OCR a scanned file and retrieve the metadata

Showing results for 
Search instead for 
Did you mean: 
Active Member II

OCR a scanned file and retrieve the metadata


I have thousands of invoices to scan, OCR them (near 100% recognition) and retrieve the needed metadata (Partner, Invoice Number, Amount, Units,Currency,...).(All of this in Alfresco)

Based on these metadata retrieved i need to do some operations on the invoices ( Move them to appropriate folders, apply some workflows...).

As a first approche:

- For the OCR I used Alfresco Simple OCR Action, but the result is not very accurate (far from 100%).

- For retrieving the results I convert the PDF OCRed to a plain text file and then i search it's content using javascript with document.content ... But since the OCR is not accurate i can't tell if it's the best solution to search inside the document.

So my questions are :

- How can I make the OCR results more accurate?

- How to retrieve important data from the invoice? is the method i'm using good enough or very poor for such processing?
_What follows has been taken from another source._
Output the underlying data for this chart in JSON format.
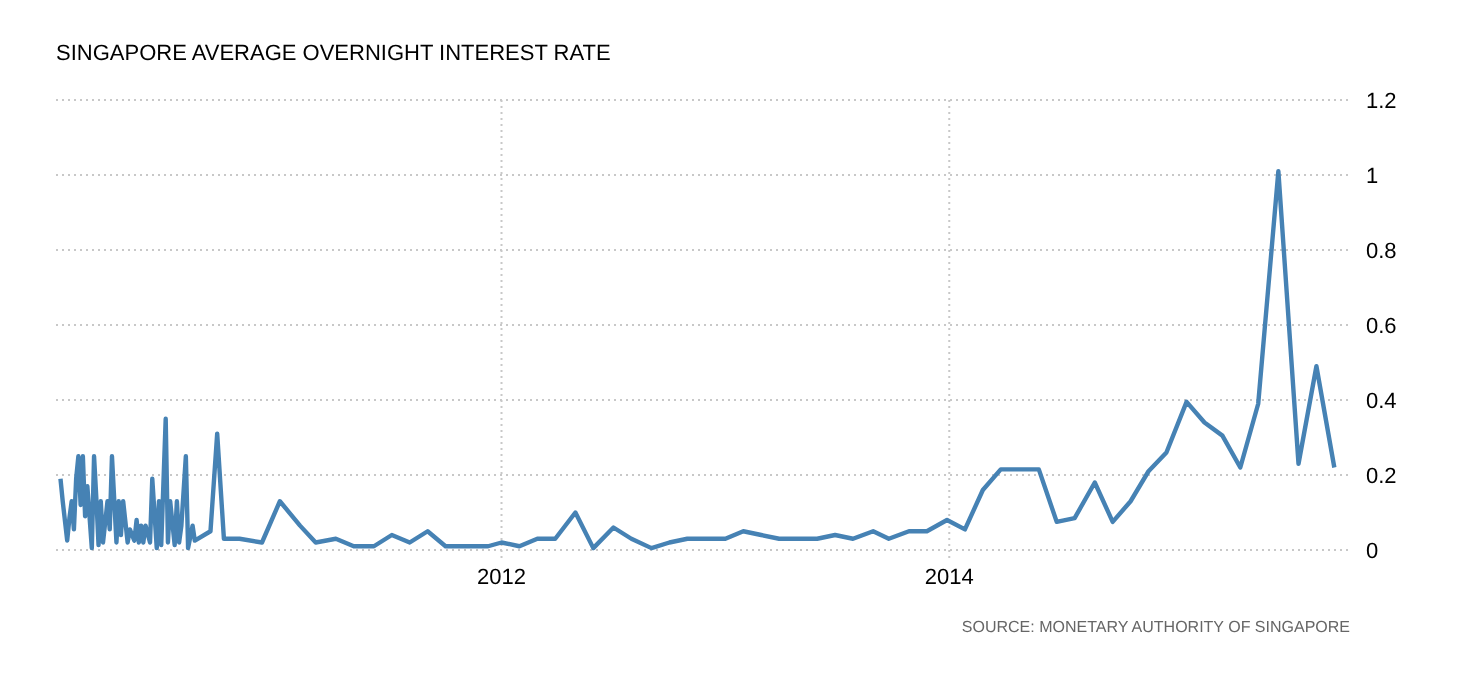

Im using pdfsandwich, and my alfresco-global.properties is:


ocr.extra.commands=-verbose -lang eng
3 Replies
Alfresco Employee

Re: OCR a scanned file and retrieve the metadata

Switch from pdfsandwich to ocrmypdf.


ocr.extra.commands=--verbose 1 --force-ocr -l spa+eng+fra

This will produce more accurate results.

Hyland Developer Evangelist
Active Member II

Re: OCR a scanned file and retrieve the metadata

Indeed, OCRmyPDF gives more accurate results.

Concerning my second question, do you have any idea how can I extract the data from the OCRed PDF file depending on the position of the data in the document. For example retrieve: Number of the invoice, the price, .... I'm really stuck and I don't know where to start, i've been googling a lot and couldn't come up with a free solution to do so from alfresco.